Tuesday, March 7, 2017

Ron

When I was a first semester freshman at the University of Kansas, my friends and I from the 9th floor liked to smoke at the baseball field near our dorm. We would climb up onto an 8x4 platform set up just beyond the center field wall—it was intended for a cameraman to film the ballgames. We called our little spot “The Loft.”
In order to get to The Loft, we had to cross a small parking lot adjacent to our dorm. One night in late September, as we were walking back toward the dorm from The Loft, we saw a kid, who we vaguely recognized from the 7th floor, passed out in his car. Since it was a Friday night, we assumed he must have just gotten little too drunk at a party (we’ve all been there) and passed out in his car smoking a cigarette. Looking back, that didn’t really add up: Who hot-boxes a cig in their own car when benches are set up outside the dorm specifically for smoking? Anyway, we saw him at the cafeteria the next day and didn’t give it a second thought…until a few weeks later.
            It was a cool but comfortable Wednesday night. We had friends coming to visit from Mizzou, but they were behind schedule and didn’t arrive until about 11 p.m. As soon as they did, we got down to business. We rolled up and made for The Loft. We didn’t notice anything strange in the parking lot. We were too busy catching up and talking about whatever dumb stuff 18-year-olds talk about. Sports, probably.
            We smoked, talked, laughed and, finally, began to head back to the dorm. Except this time through the parking lot, we noticed a car with its lights on. It was that same car we’d seen a few weeks earlier, and inside was the same kid, passed out again. We ran up to his car cheering and laughing—someone being too drunk, on a Wednesday no less, was hilarious to us. I got to his side of the car and started knocking on his window to wake him up and make it known that we had caught him in this embarrassing moment, but he didn’t wake. That’s when my friend on the passenger side of the car said the words I’ll never forget: “Dude, he has a needle in his arm.”
            I looked down, saw for myself, and my stomach dropped. The next few moments are a blur. I’m pretty sure there was a lot of “holy shit, what do we do?” going around the group, but I know it was me who ended up the one on the phone with 9-1-1 dispatch. “Um, there’s a kid here passed out in his car with a needle in his arm. Please hurry, I think he might be dead.”
            He wasn’t dead, though, thankfully. But what happened next was nearly as disturbing as the scene we had just come upon.
            We were waiting about 10 yards from the car when help finally arrived. A police officer walked to the car, knocked on the window, and was able to wake the kid. I don’t know what happened in the next few seconds, but the kid eventually got out of the car. He and the officer had a brief, seemingly agreeable conversation. Then the officer, the ambulance and the fire truck all left—without the kid who I thought was dead fewer than five minutes ago.
None of us, me least of all, understood what the heck was going on. The kid then walked over to us, now sitting on the benches outside the dorm, and he tried to explain himself.
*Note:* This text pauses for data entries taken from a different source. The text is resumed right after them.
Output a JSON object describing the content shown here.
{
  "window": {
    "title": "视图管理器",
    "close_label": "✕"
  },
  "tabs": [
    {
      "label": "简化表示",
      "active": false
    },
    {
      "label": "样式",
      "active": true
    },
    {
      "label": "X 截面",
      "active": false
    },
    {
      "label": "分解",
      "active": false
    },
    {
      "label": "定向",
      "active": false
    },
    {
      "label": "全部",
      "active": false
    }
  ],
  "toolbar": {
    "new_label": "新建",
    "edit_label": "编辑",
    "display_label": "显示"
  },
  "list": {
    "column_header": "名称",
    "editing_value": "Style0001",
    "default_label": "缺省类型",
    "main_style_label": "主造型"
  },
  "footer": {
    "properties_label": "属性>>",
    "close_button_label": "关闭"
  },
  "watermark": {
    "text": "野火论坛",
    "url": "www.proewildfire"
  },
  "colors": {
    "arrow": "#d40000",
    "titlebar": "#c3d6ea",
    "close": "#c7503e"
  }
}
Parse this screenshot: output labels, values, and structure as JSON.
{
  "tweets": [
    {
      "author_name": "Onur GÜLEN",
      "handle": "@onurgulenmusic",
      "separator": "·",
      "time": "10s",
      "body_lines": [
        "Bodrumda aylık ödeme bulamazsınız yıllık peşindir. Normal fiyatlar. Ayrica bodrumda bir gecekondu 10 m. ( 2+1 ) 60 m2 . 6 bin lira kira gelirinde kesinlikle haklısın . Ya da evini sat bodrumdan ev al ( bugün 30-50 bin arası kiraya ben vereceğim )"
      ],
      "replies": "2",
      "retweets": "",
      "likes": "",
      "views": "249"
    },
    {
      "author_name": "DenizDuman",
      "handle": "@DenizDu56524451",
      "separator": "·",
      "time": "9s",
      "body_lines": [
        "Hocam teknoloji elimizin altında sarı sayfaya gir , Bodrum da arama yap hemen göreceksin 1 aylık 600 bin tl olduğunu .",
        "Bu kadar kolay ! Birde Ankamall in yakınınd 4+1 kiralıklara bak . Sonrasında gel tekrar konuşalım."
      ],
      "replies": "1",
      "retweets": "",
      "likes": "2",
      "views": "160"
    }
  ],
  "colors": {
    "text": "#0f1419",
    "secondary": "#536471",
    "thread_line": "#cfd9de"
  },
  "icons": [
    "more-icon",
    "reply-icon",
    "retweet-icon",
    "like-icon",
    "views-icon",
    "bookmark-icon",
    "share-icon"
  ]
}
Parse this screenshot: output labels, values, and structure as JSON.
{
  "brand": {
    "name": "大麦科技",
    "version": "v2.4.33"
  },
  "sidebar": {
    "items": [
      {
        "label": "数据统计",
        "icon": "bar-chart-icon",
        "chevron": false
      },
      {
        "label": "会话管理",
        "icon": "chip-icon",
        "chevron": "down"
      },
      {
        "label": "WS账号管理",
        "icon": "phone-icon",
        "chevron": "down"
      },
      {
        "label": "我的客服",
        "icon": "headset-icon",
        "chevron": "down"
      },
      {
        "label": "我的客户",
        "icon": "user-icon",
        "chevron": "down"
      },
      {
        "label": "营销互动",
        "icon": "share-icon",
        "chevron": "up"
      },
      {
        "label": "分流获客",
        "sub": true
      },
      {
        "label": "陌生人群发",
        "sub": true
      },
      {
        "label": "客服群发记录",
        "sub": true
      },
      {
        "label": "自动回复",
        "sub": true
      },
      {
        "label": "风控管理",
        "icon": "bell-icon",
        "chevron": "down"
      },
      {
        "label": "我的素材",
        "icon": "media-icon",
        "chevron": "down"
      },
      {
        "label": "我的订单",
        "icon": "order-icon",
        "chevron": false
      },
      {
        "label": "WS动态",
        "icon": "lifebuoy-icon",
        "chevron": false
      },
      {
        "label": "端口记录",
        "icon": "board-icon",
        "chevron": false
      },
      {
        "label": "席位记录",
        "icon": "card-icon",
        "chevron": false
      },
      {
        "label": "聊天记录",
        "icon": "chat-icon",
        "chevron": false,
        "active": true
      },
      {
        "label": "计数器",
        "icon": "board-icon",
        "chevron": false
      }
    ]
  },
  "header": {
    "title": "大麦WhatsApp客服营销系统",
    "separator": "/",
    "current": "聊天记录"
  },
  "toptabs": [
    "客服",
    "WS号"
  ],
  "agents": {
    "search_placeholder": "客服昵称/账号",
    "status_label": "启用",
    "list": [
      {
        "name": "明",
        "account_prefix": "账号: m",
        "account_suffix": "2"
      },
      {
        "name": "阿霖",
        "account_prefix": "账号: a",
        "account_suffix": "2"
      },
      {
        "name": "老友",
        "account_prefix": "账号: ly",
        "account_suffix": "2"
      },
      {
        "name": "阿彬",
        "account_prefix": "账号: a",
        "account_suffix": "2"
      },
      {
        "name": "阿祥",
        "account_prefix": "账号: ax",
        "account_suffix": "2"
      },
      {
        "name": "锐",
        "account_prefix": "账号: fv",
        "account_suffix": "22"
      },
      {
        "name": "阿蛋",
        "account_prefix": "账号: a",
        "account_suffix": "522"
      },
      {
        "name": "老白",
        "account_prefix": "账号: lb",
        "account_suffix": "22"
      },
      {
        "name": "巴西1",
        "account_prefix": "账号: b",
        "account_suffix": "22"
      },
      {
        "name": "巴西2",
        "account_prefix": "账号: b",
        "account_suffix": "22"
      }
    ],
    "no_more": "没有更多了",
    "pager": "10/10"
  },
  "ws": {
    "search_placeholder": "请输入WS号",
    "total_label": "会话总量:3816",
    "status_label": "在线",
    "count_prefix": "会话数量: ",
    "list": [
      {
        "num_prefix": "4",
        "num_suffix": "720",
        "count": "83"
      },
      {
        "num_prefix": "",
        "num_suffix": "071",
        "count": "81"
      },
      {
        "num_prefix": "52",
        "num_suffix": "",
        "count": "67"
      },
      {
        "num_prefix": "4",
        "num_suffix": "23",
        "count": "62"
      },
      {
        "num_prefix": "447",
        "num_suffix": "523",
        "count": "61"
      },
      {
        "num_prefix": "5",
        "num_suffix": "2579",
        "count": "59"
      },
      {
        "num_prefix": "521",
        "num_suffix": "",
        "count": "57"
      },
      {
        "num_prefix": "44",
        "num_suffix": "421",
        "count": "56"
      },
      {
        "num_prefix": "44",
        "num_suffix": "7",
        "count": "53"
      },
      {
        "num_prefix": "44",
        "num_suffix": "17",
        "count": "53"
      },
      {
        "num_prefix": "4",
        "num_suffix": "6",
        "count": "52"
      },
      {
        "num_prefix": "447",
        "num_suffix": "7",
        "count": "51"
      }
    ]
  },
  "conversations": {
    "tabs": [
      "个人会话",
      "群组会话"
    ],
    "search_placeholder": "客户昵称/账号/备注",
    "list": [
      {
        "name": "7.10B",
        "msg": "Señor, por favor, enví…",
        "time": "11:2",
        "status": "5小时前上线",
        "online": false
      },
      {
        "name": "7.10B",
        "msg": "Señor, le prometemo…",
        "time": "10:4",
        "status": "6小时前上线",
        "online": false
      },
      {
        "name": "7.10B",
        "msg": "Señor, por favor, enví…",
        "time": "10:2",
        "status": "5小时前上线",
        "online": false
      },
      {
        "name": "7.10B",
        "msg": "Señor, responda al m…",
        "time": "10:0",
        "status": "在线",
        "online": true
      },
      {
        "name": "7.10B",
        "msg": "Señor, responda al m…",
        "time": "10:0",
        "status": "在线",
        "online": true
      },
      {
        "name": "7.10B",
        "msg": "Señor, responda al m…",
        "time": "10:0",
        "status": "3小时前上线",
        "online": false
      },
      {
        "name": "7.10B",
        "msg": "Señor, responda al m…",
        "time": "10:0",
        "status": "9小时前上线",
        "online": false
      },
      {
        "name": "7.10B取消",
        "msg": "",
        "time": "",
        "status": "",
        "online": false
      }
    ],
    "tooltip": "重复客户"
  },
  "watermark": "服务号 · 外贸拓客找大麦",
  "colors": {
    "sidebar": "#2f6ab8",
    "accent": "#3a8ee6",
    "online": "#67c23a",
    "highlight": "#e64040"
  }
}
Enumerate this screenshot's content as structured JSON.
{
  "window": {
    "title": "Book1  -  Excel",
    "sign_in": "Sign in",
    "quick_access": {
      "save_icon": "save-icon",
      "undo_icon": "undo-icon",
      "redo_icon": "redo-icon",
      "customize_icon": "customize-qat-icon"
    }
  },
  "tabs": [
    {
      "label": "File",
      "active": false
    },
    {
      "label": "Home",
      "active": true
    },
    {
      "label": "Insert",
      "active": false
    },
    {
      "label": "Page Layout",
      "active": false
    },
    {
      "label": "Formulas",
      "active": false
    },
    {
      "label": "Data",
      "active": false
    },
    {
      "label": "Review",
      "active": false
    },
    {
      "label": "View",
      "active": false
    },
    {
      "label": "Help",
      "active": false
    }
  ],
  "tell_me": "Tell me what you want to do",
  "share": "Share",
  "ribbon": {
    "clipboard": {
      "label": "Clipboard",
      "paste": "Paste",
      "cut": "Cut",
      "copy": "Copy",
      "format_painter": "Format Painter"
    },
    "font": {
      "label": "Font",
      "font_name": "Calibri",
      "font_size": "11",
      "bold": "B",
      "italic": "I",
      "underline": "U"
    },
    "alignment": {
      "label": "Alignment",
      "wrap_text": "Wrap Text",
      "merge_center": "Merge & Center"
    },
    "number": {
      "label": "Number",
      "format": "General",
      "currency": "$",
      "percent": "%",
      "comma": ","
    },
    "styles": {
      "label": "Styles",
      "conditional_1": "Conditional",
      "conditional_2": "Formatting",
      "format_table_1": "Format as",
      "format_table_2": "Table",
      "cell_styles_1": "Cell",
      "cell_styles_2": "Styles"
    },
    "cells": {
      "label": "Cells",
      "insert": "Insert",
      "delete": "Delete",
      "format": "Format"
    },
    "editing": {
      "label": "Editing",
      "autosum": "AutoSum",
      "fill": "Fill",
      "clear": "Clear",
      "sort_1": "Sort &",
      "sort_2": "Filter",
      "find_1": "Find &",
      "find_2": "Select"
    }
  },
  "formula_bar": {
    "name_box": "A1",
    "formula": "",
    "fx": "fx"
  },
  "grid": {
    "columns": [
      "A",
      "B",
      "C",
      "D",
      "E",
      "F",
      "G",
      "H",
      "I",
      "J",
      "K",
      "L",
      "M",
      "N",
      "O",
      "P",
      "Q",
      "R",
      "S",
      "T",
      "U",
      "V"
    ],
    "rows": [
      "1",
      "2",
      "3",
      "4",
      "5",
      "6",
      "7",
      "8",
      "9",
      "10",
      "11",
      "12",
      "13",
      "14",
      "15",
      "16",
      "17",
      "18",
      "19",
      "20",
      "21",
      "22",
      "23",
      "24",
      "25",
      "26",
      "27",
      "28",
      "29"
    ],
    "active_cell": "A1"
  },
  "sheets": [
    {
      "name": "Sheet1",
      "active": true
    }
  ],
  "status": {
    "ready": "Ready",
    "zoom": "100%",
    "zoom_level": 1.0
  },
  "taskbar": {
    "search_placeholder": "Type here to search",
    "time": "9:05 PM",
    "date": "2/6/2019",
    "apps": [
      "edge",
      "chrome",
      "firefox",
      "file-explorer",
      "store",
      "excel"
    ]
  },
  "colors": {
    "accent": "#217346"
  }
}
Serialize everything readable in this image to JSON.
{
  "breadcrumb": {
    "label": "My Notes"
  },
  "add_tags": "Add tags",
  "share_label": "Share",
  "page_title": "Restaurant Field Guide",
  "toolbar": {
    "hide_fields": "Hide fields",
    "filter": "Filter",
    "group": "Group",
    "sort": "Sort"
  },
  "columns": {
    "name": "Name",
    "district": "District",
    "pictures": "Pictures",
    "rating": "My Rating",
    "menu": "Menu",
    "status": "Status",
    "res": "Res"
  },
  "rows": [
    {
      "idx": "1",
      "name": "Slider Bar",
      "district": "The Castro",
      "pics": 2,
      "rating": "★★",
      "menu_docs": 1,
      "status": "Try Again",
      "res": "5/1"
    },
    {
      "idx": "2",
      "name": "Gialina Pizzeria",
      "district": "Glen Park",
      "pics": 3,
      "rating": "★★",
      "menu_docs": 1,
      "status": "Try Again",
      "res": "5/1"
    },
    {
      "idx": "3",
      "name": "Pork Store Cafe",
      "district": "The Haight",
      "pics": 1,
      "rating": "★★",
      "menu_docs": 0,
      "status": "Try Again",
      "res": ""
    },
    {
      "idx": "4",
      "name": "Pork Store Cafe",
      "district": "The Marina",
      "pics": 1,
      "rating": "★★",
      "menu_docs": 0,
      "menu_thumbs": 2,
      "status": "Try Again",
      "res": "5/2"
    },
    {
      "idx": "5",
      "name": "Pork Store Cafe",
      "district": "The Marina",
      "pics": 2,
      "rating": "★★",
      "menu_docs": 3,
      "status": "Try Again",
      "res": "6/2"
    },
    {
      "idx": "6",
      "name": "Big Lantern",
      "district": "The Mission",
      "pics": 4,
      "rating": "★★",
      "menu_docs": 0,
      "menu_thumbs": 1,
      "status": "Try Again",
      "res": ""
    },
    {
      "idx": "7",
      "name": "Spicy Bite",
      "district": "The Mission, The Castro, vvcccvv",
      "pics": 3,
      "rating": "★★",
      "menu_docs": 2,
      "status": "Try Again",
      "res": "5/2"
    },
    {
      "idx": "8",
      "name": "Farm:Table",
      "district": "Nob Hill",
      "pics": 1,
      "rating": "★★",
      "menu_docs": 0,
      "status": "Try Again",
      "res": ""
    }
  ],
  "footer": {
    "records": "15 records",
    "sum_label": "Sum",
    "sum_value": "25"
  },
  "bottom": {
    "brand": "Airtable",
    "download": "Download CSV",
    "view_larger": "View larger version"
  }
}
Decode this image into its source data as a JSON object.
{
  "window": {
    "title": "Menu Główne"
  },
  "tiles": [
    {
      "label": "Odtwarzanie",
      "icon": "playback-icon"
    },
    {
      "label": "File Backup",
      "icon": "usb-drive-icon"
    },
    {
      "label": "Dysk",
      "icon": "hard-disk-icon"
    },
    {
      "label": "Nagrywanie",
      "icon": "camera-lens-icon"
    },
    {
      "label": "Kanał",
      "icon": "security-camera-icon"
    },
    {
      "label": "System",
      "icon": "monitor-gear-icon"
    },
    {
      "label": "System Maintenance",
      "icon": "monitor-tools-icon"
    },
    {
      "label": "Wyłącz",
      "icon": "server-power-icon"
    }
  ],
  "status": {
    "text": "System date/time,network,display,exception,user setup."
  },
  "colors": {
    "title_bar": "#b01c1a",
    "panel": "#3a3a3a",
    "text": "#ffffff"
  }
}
His eyes we’re barely open, and he spoke in the low, monotone way that someone on heroin speaks. If you’ve ever heard it, it’s unmistakable. He tried to tell us what he’d told the cop: that he had diabetes, that the needle we saw was just his insulin shot and that he was asleep in his car because his roommate was loud.
OK…I’ve seen insulin shots before. That wasn’t insulin. You don’t tie off in your car because you have to take your insulin. You don’t pass out with an insulin shot in your arm. What I didn’t get was how a story that a bunch of 18-year-olds could peg as complete B.S. could pass with a police officer. He didn’t search the car, question the kid for more than a minute, or even force him to go with the ambulance as a precaution. It was very clear: that officer was not ready to deal with the situation he found himself in. Heroin wasn’t “a thing” for rich, suburban white kids at a state university. For whatever reason, that cop didn’t want that syringe to contain heroin, so he decided that it didn’t.
We even went to our RA the next day and told him what happened. It’s not that we wanted the kid arrested or in trouble. We just wanted him to live, or maybe someone to get him some help. But nothing ever came of it. We still heard rumors of people finding him shooting up in the 7th floor bathroom. We’d still see him staggering to his car late at night when we were out for a smoke.
That experience, I think, speaks to how we, collectively, are not ready or willing to deal with the growing opioid abuse problem in this country.

According to the CDC, heroin use has more then doubled among 18-25 year-olds in the past decade. And a growing percentage of those users are kids from small towns and suburbs. Until we accept that this is everyone’s problem, not something that can be pushed to the fringes or written off, people will continue to slip through the cracks.